Member of the Mississippi State Senate from the 39th district
- In office January 10, 2012 – July 16, 2020
- Preceded by: Cindy Hyde-Smith
- Succeeded by: Jason Barrett

Personal details
- Born: December 22, 1966 (age 59) Kosciusko, Mississippi, U.S.
- Party: Republican
- Children: 3
- Alma mater: Mississippi University for Women Mississippi College School of Law (JD)
- Occupation: Attorney
- Website: sallydoty.com

= Sally Doty =

American politician

Sally Doty (born December 22, 1966) is an American attorney and politician who served as the Republican member of the Mississippi Senate, representing the 39th District from 2012 to 2020.

== Early life and education ==
Born in Kosciusko, Mississippi, Doty graduated from Kosciusko High School in 1984. She is a graduate of Mississippi University for Women and earned a Juris Doctor from the Mississippi College School of Law.

== Career ==
Doty led numerous bipartisan legislative efforts during her two terms in the state senate. As chair of the elections committee, Doty authored and passed campaign finance reform prohibiting elected officials from spending campaign funds for personal use. She spearheaded a contentious multi-year effort to provide protections for victims of domestic violence through the reform of Mississippi's divorce laws. She served in a leadership position on Governor Phil Bryant's Teen Pregnancy Task Force and authored legislation to require Mississippi Community Colleges to develop a plan to address unplanned pregnancy. However, her attempt to modernize sex education requirements during the 2016 legislative session was unsuccessful.

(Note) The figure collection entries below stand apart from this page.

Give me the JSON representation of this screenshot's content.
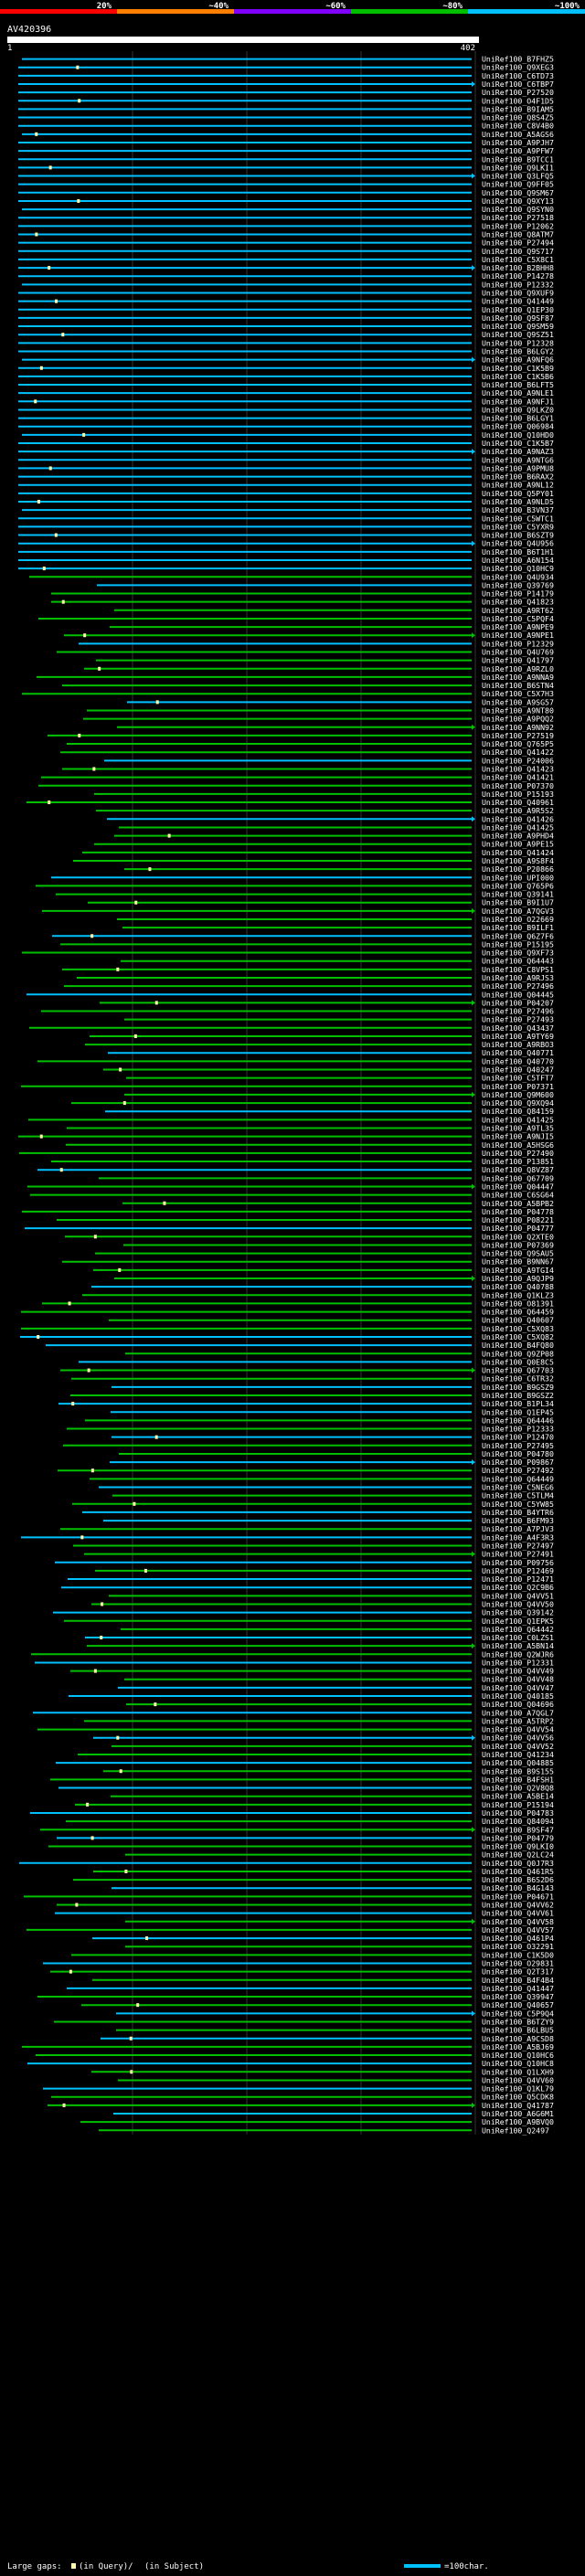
{
  "chart_data": {
    "type": "alignment-map",
    "query_label": "AV420396",
    "query_length": 402,
    "axis_start_label": "1",
    "axis_end_label": "402",
    "identity_legend": [
      {
        "label": "20%",
        "color": "#ff0000"
      },
      {
        "label": "~40%",
        "color": "#ff7f00"
      },
      {
        "label": "~60%",
        "color": "#7f00ff"
      },
      {
        "label": "~80%",
        "color": "#00c000"
      },
      {
        "label": "~100%",
        "color": "#00c0ff"
      }
    ],
    "footer": {
      "large_gaps_label": "Large gaps:",
      "in_query_label": "(in Query)/",
      "in_subject_label": "(in Subject)",
      "scale_label": "=100char."
    },
    "colors": {
      "cyan": "#00c0ff",
      "green": "#00c000",
      "white": "#ffffff",
      "gap_marker": "#ffffaa"
    },
    "hits": [
      "UniRef100_B7FHZ5",
      "UniRef100_Q9XEG3",
      "UniRef100_C6TD73",
      "UniRef100_C6TBP7",
      "UniRef100_P27520",
      "UniRef100_O4F1D5",
      "UniRef100_B9IAM5",
      "UniRef100_Q8S4Z5",
      "UniRef100_C8V4B0",
      "UniRef100_A5AGS6",
      "UniRef100_A9PJH7",
      "UniRef100_A9PFW7",
      "UniRef100_B9TCC1",
      "UniRef100_Q9LKI1",
      "UniRef100_Q3LFQ5",
      "UniRef100_Q9FF05",
      "UniRef100_Q9SM67",
      "UniRef100_Q9XY13",
      "UniRef100_Q9SYN0",
      "UniRef100_P27518",
      "UniRef100_P12062",
      "UniRef100_Q8ATM7",
      "UniRef100_P27494",
      "UniRef100_Q9S717",
      "UniRef100_C5X8C1",
      "UniRef100_B2BHH8",
      "UniRef100_P14278",
      "UniRef100_P12332",
      "UniRef100_Q9XUF9",
      "UniRef100_Q41449",
      "UniRef100_Q1EP30",
      "UniRef100_Q9SF87",
      "UniRef100_Q9SM59",
      "UniRef100_Q9SZ51",
      "UniRef100_P12328",
      "UniRef100_B6LGY2",
      "UniRef100_A9NFQ6",
      "UniRef100_C1K5B9",
      "UniRef100_C1K5B6",
      "UniRef100_B6LFT5",
      "UniRef100_A9NLE1",
      "UniRef100_A9NFJ1",
      "UniRef100_Q9LKZ0",
      "UniRef100_B6LGY1",
      "UniRef100_Q06984",
      "UniRef100_Q10HD0",
      "UniRef100_C1K5B7",
      "UniRef100_A9NAZ3",
      "UniRef100_A9NTG6",
      "UniRef100_A9PMU8",
      "UniRef100_B6RAX2",
      "UniRef100_A9NL12",
      "UniRef100_Q5PY01",
      "UniRef100_A9NLD5",
      "UniRef100_B3VN37",
      "UniRef100_C5WTC1",
      "UniRef100_C5YXR9",
      "UniRef100_B6SZT9",
      "UniRef100_Q4U956",
      "UniRef100_B6T1H1",
      "UniRef100_A6N154",
      "UniRef100_Q10HC9",
      "UniRef100_Q4U934",
      "UniRef100_Q39769",
      "UniRef100_P14179",
      "UniRef100_Q41823",
      "UniRef100_A9RT62",
      "UniRef100_C5PQF4",
      "UniRef100_A9NPE9",
      "UniRef100_A9NPE1",
      "UniRef100_P12329",
      "UniRef100_Q4U769",
      "UniRef100_Q41797",
      "UniRef100_A9RZL0",
      "UniRef100_A9NNA9",
      "UniRef100_B6STN4",
      "UniRef100_C5X7H3",
      "UniRef100_A9SG57",
      "UniRef100_A9NT80",
      "UniRef100_A9PQQ2",
      "UniRef100_A9NN92",
      "UniRef100_P27519",
      "UniRef100_Q765P5",
      "UniRef100_Q41422",
      "UniRef100_P24006",
      "UniRef100_Q41423",
      "UniRef100_Q41421",
      "UniRef100_P07370",
      "UniRef100_P15193",
      "UniRef100_Q40961",
      "UniRef100_A9R5S2",
      "UniRef100_Q41426",
      "UniRef100_Q41425",
      "UniRef100_A9PHD4",
      "UniRef100_A9PE15",
      "UniRef100_Q41424",
      "UniRef100_A9S8F4",
      "UniRef100_P20866",
      "UniRef100_UPI000",
      "UniRef100_Q765P6",
      "UniRef100_Q39141",
      "UniRef100_B9I1U7",
      "UniRef100_A7QGV3",
      "UniRef100_O22669",
      "UniRef100_B9ILF1",
      "UniRef100_Q6Z7F6",
      "UniRef100_P15195",
      "UniRef100_Q9XF73",
      "UniRef100_Q64443",
      "UniRef100_C8VPS1",
      "UniRef100_A9RJS3",
      "UniRef100_P27496",
      "UniRef100_Q04445",
      "UniRef100_P04207",
      "UniRef100_P27496",
      "UniRef100_P27493",
      "UniRef100_Q43437",
      "UniRef100_A9TY69",
      "UniRef100_A9RBO3",
      "UniRef100_Q40771",
      "UniRef100_Q40770",
      "UniRef100_Q40247",
      "UniRef100_C5TFT7",
      "UniRef100_P07371",
      "UniRef100_Q9M600",
      "UniRef100_Q9XQ94",
      "UniRef100_Q84159",
      "UniRef100_Q41425",
      "UniRef100_A9TL35",
      "UniRef100_A9NJI5",
      "UniRef100_A5HSG6",
      "UniRef100_P27490",
      "UniRef100_P13851",
      "UniRef100_Q8VZ87",
      "UniRef100_Q67709",
      "UniRef100_Q04447",
      "UniRef100_C6SG64",
      "UniRef100_A5BPB2",
      "UniRef100_P04778",
      "UniRef100_P08221",
      "UniRef100_P04777",
      "UniRef100_Q2XTE0",
      "UniRef100_P07369",
      "UniRef100_Q9SAU5",
      "UniRef100_B9NN67",
      "UniRef100_A9TGI4",
      "UniRef100_A9QJP9",
      "UniRef100_Q40788",
      "UniRef100_Q1KLZ3",
      "UniRef100_O81391",
      "UniRef100_Q64459",
      "UniRef100_Q40607",
      "UniRef100_C5XQ83",
      "UniRef100_C5XQ82",
      "UniRef100_B4FQ80",
      "UniRef100_Q9ZP08",
      "UniRef100_Q0E8C5",
      "UniRef100_Q67703",
      "UniRef100_C6TR32",
      "UniRef100_B9GSZ9",
      "UniRef100_B9GSZ2",
      "UniRef100_B1PL34",
      "UniRef100_Q1EP45",
      "UniRef100_Q64446",
      "UniRef100_P12333",
      "UniRef100_P12470",
      "UniRef100_P27495",
      "UniRef100_P04780",
      "UniRef100_P09867",
      "UniRef100_P27492",
      "UniRef100_Q64449",
      "UniRef100_C5NEG6",
      "UniRef100_C5TLM4",
      "UniRef100_C5YW85",
      "UniRef100_B4YTR6",
      "UniRef100_B6FM93",
      "UniRef100_A7PJV3",
      "UniRef100_A4F3R3",
      "UniRef100_P27497",
      "UniRef100_P27491",
      "UniRef100_P09756",
      "UniRef100_P12469",
      "UniRef100_P12471",
      "UniRef100_Q2C9B6",
      "UniRef100_Q4VV51",
      "UniRef100_Q4VV50",
      "UniRef100_Q39142",
      "UniRef100_Q1EPK5",
      "UniRef100_Q64442",
      "UniRef100_C0LZS1",
      "UniRef100_A5BN14",
      "UniRef100_Q2WJR6",
      "UniRef100_P12331",
      "UniRef100_Q4VV49",
      "UniRef100_Q4VV48",
      "UniRef100_Q4VV47",
      "UniRef100_Q40185",
      "UniRef100_Q04696",
      "UniRef100_A7QGL7",
      "UniRef100_A5TRP2",
      "UniRef100_Q4VV54",
      "UniRef100_Q4VV56",
      "UniRef100_Q4VV52",
      "UniRef100_Q41234",
      "UniRef100_Q04885",
      "UniRef100_B9S155",
      "UniRef100_B4FSH1",
      "UniRef100_Q2V8Q8",
      "UniRef100_A5BE14",
      "UniRef100_P15194",
      "UniRef100_P04783",
      "UniRef100_Q84094",
      "UniRef100_B9SF47",
      "UniRef100_P04779",
      "UniRef100_Q9LKI0",
      "UniRef100_Q2LC24",
      "UniRef100_Q0J7R3",
      "UniRef100_Q461R5",
      "UniRef100_B6S2D6",
      "UniRef100_B4G143",
      "UniRef100_P04671",
      "UniRef100_Q4VV62",
      "UniRef100_Q4VV61",
      "UniRef100_Q4VV58",
      "UniRef100_Q4VV57",
      "UniRef100_Q461P4",
      "UniRef100_O32291",
      "UniRef100_C1K5D0",
      "UniRef100_O29831",
      "UniRef100_Q2T317",
      "UniRef100_B4F4B4",
      "UniRef100_Q41447",
      "UniRef100_Q39947",
      "UniRef100_Q40657",
      "UniRef100_C5P9Q4",
      "UniRef100_B6TZY9",
      "UniRef100_B6LBU5",
      "UniRef100_A9CSD8",
      "UniRef100_A5BJ69",
      "UniRef100_Q10HC6",
      "UniRef100_Q10HC8",
      "UniRef100_Q1LXH9",
      "UniRef100_Q4VV60",
      "UniRef100_Q1KL79",
      "UniRef100_Q5CDK8",
      "UniRef100_Q41787",
      "UniRef100_A6G6M1",
      "UniRef100_A9BVQ0",
      "UniRef100_Q2497"
    ]
  }
}
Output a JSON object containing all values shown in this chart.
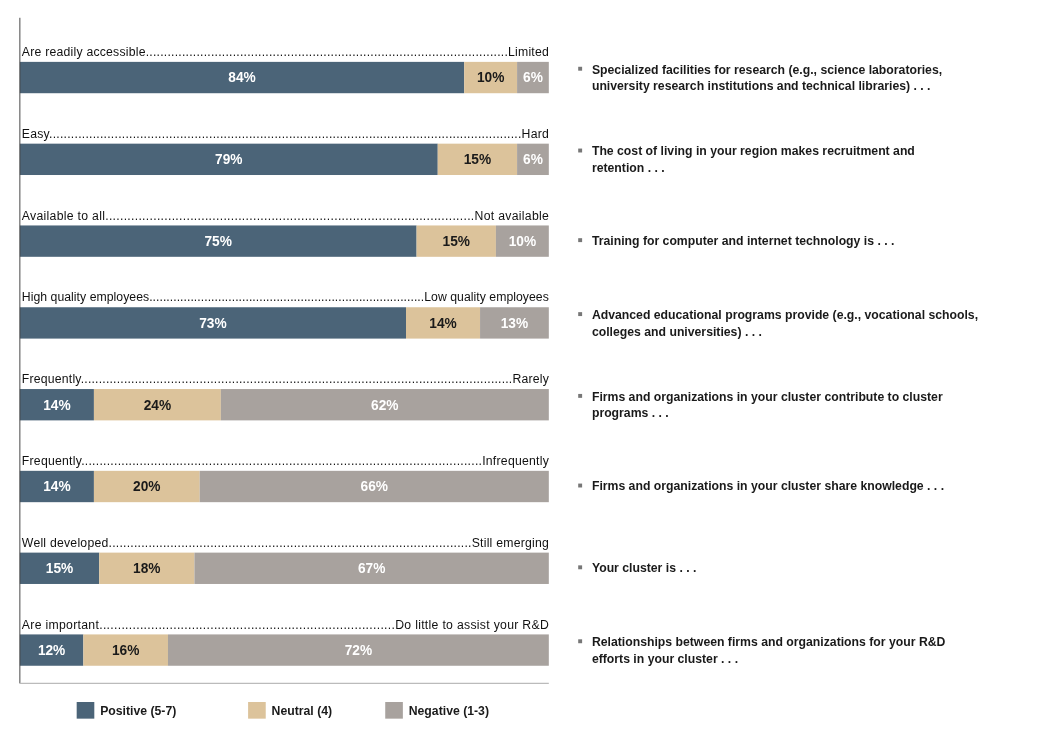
{
  "chart_data": {
    "type": "bar",
    "orientation": "horizontal",
    "stacked": true,
    "legend": "bottom",
    "categories": [
      "Are readily accessible....................................................................................................Limited",
      "Easy..................................................................................................................................Hard",
      "Available to all....................................................................................................Not available",
      "High quality employees................................................................................Low quality employees",
      "Frequently........................................................................................................................Rarely",
      "Frequently..............................................................................................................Infrequently",
      "Well developed....................................................................................................Still emerging",
      "Are important................................................................................Do little to assist your R&D"
    ],
    "series": [
      {
        "name": "Positive (5-7)",
        "color": "#4b6478",
        "values": [
          84,
          79,
          75,
          73,
          14,
          14,
          15,
          12
        ],
        "value_labels": [
          "84%",
          "79%",
          "75%",
          "73%",
          "14%",
          "14%",
          "15%",
          "12%"
        ]
      },
      {
        "name": "Neutral (4)",
        "color": "#dcc39b",
        "values": [
          10,
          15,
          15,
          14,
          24,
          20,
          18,
          16
        ],
        "value_labels": [
          "10%",
          "15%",
          "15%",
          "14%",
          "24%",
          "20%",
          "18%",
          "16%"
        ]
      },
      {
        "name": "Negative (1-3)",
        "color": "#a8a29e",
        "values": [
          6,
          6,
          10,
          13,
          62,
          66,
          67,
          72
        ],
        "value_labels": [
          "6%",
          "6%",
          "10%",
          "13%",
          "62%",
          "66%",
          "67%",
          "72%"
        ]
      }
    ],
    "annotations": [
      "Specialized facilities for research (e.g., science laboratories, university research institutions and technical libraries) . . .",
      "The cost of living in your region makes recruitment and retention . . .",
      "Training for computer and internet technology is . . .",
      "Advanced educational programs provide (e.g., vocational schools, colleges and universities) . . .",
      "Firms and organizations in your cluster contribute to cluster programs . . .",
      "Firms and organizations in your cluster share knowledge . . .",
      "Your cluster is . . .",
      "Relationships between firms and organizations for your R&D efforts in your cluster . . ."
    ]
  }
}
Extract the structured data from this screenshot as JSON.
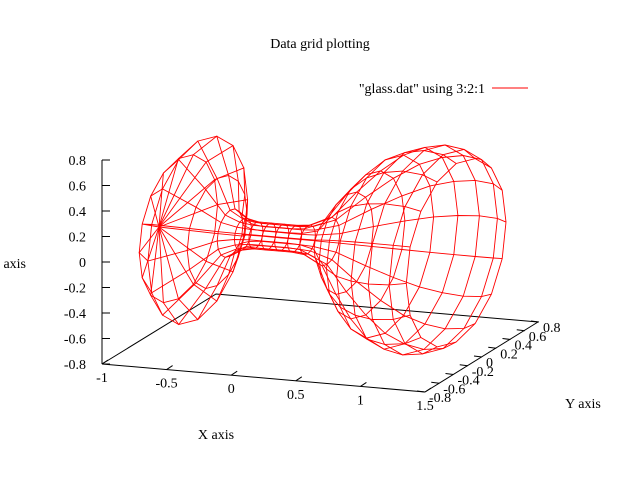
{
  "chart_data": {
    "type": "surface-3d",
    "style": "wireframe mesh",
    "title": "Data grid plotting",
    "xlabel": "X axis",
    "ylabel": "Y axis",
    "zlabel": "Z axis",
    "legend": {
      "position": "top-right",
      "entries": [
        {
          "name": "\"glass.dat\" using 3:2:1",
          "color": "#ff0000"
        }
      ]
    },
    "xlim": [
      -1,
      1.5
    ],
    "ylim": [
      -0.8,
      0.8
    ],
    "zlim": [
      -0.8,
      0.8
    ],
    "x_ticks": [
      "-1",
      "-0.5",
      "0",
      "0.5",
      "1",
      "1.5"
    ],
    "y_ticks": [
      "-0.8",
      "-0.6",
      "-0.4",
      "-0.2",
      "0",
      "0.2",
      "0.4",
      "0.6",
      "0.8"
    ],
    "z_ticks": [
      "0.8",
      "0.6",
      "0.4",
      "0.2",
      "0",
      "-0.2",
      "-0.4",
      "-0.6",
      "-0.8"
    ],
    "z_tick_values": [
      0.8,
      0.6,
      0.4,
      0.2,
      0,
      -0.2,
      -0.4,
      -0.6,
      -0.8
    ],
    "x_tick_values": [
      -1,
      -0.5,
      0,
      0.5,
      1,
      1.5
    ],
    "y_tick_values": [
      -0.8,
      -0.6,
      -0.4,
      -0.2,
      0,
      0.2,
      0.4,
      0.6,
      0.8
    ],
    "grid": false,
    "surface": {
      "shape": "glass (surface of revolution about the X axis)",
      "profile_x": [
        -1.0,
        -0.85,
        -0.7,
        -0.55,
        -0.45,
        -0.35,
        -0.25,
        -0.15,
        -0.05,
        0.05,
        0.15,
        0.3,
        0.45,
        0.6,
        0.75,
        0.9,
        1.05,
        1.2,
        1.3
      ],
      "profile_radius": [
        0.0,
        0.55,
        0.7,
        0.42,
        0.18,
        0.12,
        0.1,
        0.1,
        0.1,
        0.1,
        0.11,
        0.18,
        0.38,
        0.55,
        0.68,
        0.75,
        0.78,
        0.76,
        0.7
      ],
      "angular_steps": 16
    }
  }
}
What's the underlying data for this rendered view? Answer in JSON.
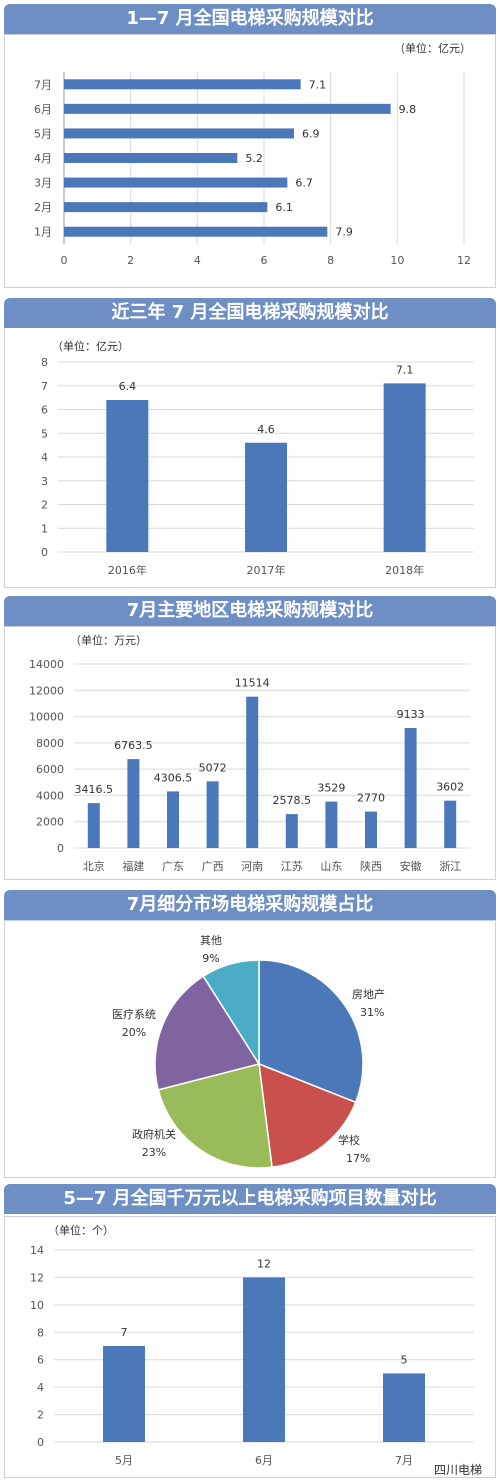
{
  "watermark": "四川电梯",
  "chart_data": [
    {
      "type": "bar",
      "orientation": "horizontal",
      "title": "1—7 月全国电梯采购规模对比",
      "unit": "（单位：亿元）",
      "categories": [
        "1月",
        "2月",
        "3月",
        "4月",
        "5月",
        "6月",
        "7月"
      ],
      "values": [
        7.9,
        6.1,
        6.7,
        5.2,
        6.9,
        9.8,
        7.1
      ],
      "xticks": [
        0,
        2,
        4,
        6,
        8,
        10,
        12
      ],
      "xlim": [
        0,
        12
      ],
      "color": "#4a78b8",
      "grid": true
    },
    {
      "type": "bar",
      "title": "近三年 7 月全国电梯采购规模对比",
      "unit": "（单位：亿元）",
      "categories": [
        "2016年",
        "2017年",
        "2018年"
      ],
      "values": [
        6.4,
        4.6,
        7.1
      ],
      "yticks": [
        0,
        1,
        2,
        3,
        4,
        5,
        6,
        7,
        8
      ],
      "ylim": [
        0,
        8
      ],
      "color": "#4a78b8",
      "grid": true
    },
    {
      "type": "bar",
      "title": "7月主要地区电梯采购规模对比",
      "unit": "（单位：万元）",
      "categories": [
        "北京",
        "福建",
        "广东",
        "广西",
        "河南",
        "江苏",
        "山东",
        "陕西",
        "安徽",
        "浙江"
      ],
      "values": [
        3416.5,
        6763.5,
        4306.5,
        5072,
        11514,
        2578.5,
        3529,
        2770,
        9133,
        3602
      ],
      "value_labels": [
        "3416.5",
        "6763.5",
        "4306.5",
        "5072",
        "11514",
        "2578.5",
        "3529",
        "2770",
        "9133",
        "3602"
      ],
      "yticks": [
        0,
        2000,
        4000,
        6000,
        8000,
        10000,
        12000,
        14000
      ],
      "ylim": [
        0,
        14000
      ],
      "color": "#4a78b8",
      "grid": true
    },
    {
      "type": "pie",
      "title": "7月细分市场电梯采购规模占比",
      "slices": [
        {
          "label": "房地产",
          "value": 31,
          "pct": "31%",
          "color": "#4a78b8"
        },
        {
          "label": "学校",
          "value": 17,
          "pct": "17%",
          "color": "#c9504c"
        },
        {
          "label": "政府机关",
          "value": 23,
          "pct": "23%",
          "color": "#9abb59"
        },
        {
          "label": "医疗系统",
          "value": 20,
          "pct": "20%",
          "color": "#8064a2"
        },
        {
          "label": "其他",
          "value": 9,
          "pct": "9%",
          "color": "#4bacc6"
        }
      ]
    },
    {
      "type": "bar",
      "title": "5—7 月全国千万元以上电梯采购项目数量对比",
      "unit": "（单位：个）",
      "categories": [
        "5月",
        "6月",
        "7月"
      ],
      "values": [
        7,
        12,
        5
      ],
      "yticks": [
        0,
        2,
        4,
        6,
        8,
        10,
        12,
        14
      ],
      "ylim": [
        0,
        14
      ],
      "color": "#4a78b8",
      "grid": true
    }
  ]
}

Doty chaired the Mississippi Senate Energy Committee. She served as one of five Senators appointed by the Lieutenant Governor to the Joint Legislative Budget Committee. She served as Vice-Chair of Judiciary A, and is a member of the following committees: Finance, Economic Development, Banking and Financial Institutions, Public Health, Highways and Transportation, Public Property, and Drug Policy.

In the spring of 2018, Doty was a candidate in the Republican primary for the United States House of Representatives to fill the seat held by retiring Rep. Gregg Harper (MS-3).

Doty was appointed by Gov. Tate Reeves to the executive director position of the Mississippi Public Utilities Staff; she resigned from her senate seat on July 16, 2020. She was later appointed director of the office of broadband, known as BEAM, for Mississippi.